But hearing sudden roar of alarm, I looked up to see the Spanish ship was going down rapidly by the head, whereupon was wild uproar and panic, some of our rogues cutting away at the grapples even before their comrades had scrambled back to safety; so was strife amongst them and confusion worse confounded. The last man was barely aboard than our yards were braced round and we stood away clear of this sinking ship. Now presently uproar broke out anew and looking whence it proceeded, I beheld four Spaniards (who it seemed had leapt aboard us unnoticed in the press), and these miserable wretches methought would be torn in pieces. But thither swaggered Belvedere, flourishing his pistols and ordering his rogues back, and falls to questioning these prisoners and though I could not hear, I saw how they cast themselves upon their knees, with hands upraised to heaven, supplicating his mercy. He stood with arms folded, nodding his head now and then as he listened, so that I began to have some hopes that he would spare them; but all at once he gestured with his arms, whereon was a great gust of laughter and cheering, and divers men began rigging a wide plank out-board from the gangway amidships, whiles others hasted to pinion these still supplicating wretches. This done, they seized upon one, and hoisting him up on the plank with his face to the sea, betook them to pricking him with sword and pike, thus goading him to walk to his death. So this miserable, doomed man crept out along the plank, whimpering pleas for mercy to the murderers behind him and prayers for mercy to the God above him, until he was come to the plank's end and cowered there, raising and lowering his bound hands in his agony while he gazed down into the merciless sea that was to engulf him. All at once he stood erect, his fettered hands upraised to heaven, and then with a piteous, wailing cry he plunged down to his death and vanished 'mid the surge; once he came up, struggling and gasping, ere he was swept away in the race of the tide.

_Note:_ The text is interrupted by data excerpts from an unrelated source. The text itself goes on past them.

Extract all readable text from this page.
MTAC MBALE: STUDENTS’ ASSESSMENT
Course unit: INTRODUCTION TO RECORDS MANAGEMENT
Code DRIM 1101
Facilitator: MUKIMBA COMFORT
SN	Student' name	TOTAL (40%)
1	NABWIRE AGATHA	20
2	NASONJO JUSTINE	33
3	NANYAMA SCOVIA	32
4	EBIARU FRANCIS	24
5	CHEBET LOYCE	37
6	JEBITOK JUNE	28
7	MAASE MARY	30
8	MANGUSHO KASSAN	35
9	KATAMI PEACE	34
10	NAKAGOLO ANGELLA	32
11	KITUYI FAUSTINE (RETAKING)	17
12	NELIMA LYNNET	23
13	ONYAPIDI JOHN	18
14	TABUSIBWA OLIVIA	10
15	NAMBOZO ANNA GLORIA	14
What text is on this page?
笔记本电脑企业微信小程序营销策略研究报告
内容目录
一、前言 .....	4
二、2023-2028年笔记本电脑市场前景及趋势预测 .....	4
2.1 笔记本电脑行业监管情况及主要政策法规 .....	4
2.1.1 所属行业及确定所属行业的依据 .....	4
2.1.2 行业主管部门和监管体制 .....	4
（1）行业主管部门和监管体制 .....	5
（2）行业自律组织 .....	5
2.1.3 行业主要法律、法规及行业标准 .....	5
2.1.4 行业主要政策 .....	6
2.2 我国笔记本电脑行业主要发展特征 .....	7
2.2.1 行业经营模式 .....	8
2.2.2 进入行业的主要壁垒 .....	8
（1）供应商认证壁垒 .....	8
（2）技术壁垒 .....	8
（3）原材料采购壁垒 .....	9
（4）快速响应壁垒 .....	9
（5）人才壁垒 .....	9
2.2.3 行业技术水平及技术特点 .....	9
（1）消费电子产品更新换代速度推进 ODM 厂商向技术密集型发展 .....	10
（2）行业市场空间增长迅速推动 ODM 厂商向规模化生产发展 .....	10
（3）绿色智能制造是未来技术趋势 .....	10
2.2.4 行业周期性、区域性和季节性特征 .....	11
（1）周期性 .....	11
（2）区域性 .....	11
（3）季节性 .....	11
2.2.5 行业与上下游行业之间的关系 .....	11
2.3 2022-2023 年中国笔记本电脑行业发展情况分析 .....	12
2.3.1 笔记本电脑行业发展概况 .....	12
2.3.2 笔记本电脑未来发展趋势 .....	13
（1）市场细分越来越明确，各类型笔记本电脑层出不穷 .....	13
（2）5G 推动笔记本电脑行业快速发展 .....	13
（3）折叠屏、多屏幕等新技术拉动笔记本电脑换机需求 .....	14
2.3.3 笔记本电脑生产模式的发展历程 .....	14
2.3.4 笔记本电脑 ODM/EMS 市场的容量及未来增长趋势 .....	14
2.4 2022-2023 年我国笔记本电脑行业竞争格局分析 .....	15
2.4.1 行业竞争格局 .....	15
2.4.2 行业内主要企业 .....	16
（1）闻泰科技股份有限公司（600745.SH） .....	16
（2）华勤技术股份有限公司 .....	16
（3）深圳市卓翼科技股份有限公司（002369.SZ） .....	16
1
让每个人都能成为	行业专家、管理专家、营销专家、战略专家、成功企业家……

Now hereupon I cast myself on my knees and hiding my face in my fettered hands, fell to a passion of prayer for the soul of this unknown man. And as I prayed, I heard yet other lamentable outcries, followed in due season by the hollow plunge of falling bodies; and so perished these four miserable captives.
I was yet upon my knees when I felt a hand upon my shoulder and the touch (for a wonder) was kindly, and raising my head I found Resolution Day looking down on me with his solitary, bright eye and his grim lips up-curling to friendly smile.
"So perish all Papishers, Romanists, Inquisitioners, and especially
Spanishers, friend!"
"'Twas cruel and bloody murder!" quoth I, scowling up at him.
"Why, perceive me now, amigo, let us reason together, camarado—thus now it all dependeth upon the point o' view; these were Papishers and evil men, regarding which Davy sayeth i' the Psalms, 'I will root 'em out,' says he; why, root it is! says I—and look'ee, brother, I have done a lot o' rooting hitherto and shall do more yet, as I pray. As to the fight now, mate, as to the fight, 'twas noble fight—pretty work, and the ship well handled, as you must allow, camarado!"
"Call it rather brutal butchery!" said I fiercely.
"Aye, there it is again," quoth he; "it all lieth in the point o' view! Now in my view was my brother screaming amid crackling flames and a fair young woman in her living tomb, who screamed for mercy and found none. 'Tis all in the point o' view!" he repeated, smiling down at a great gout of blood that blotched the skirt of his laced coat.
"And I say 'tis foul murder in the sight of God and man!" I cried.
"Ha, will ye squeak, rat!" quoth Belvedere, towering over me, where I crouched upon my knees. "'S fish, will ye yap, then, puppy-dog?"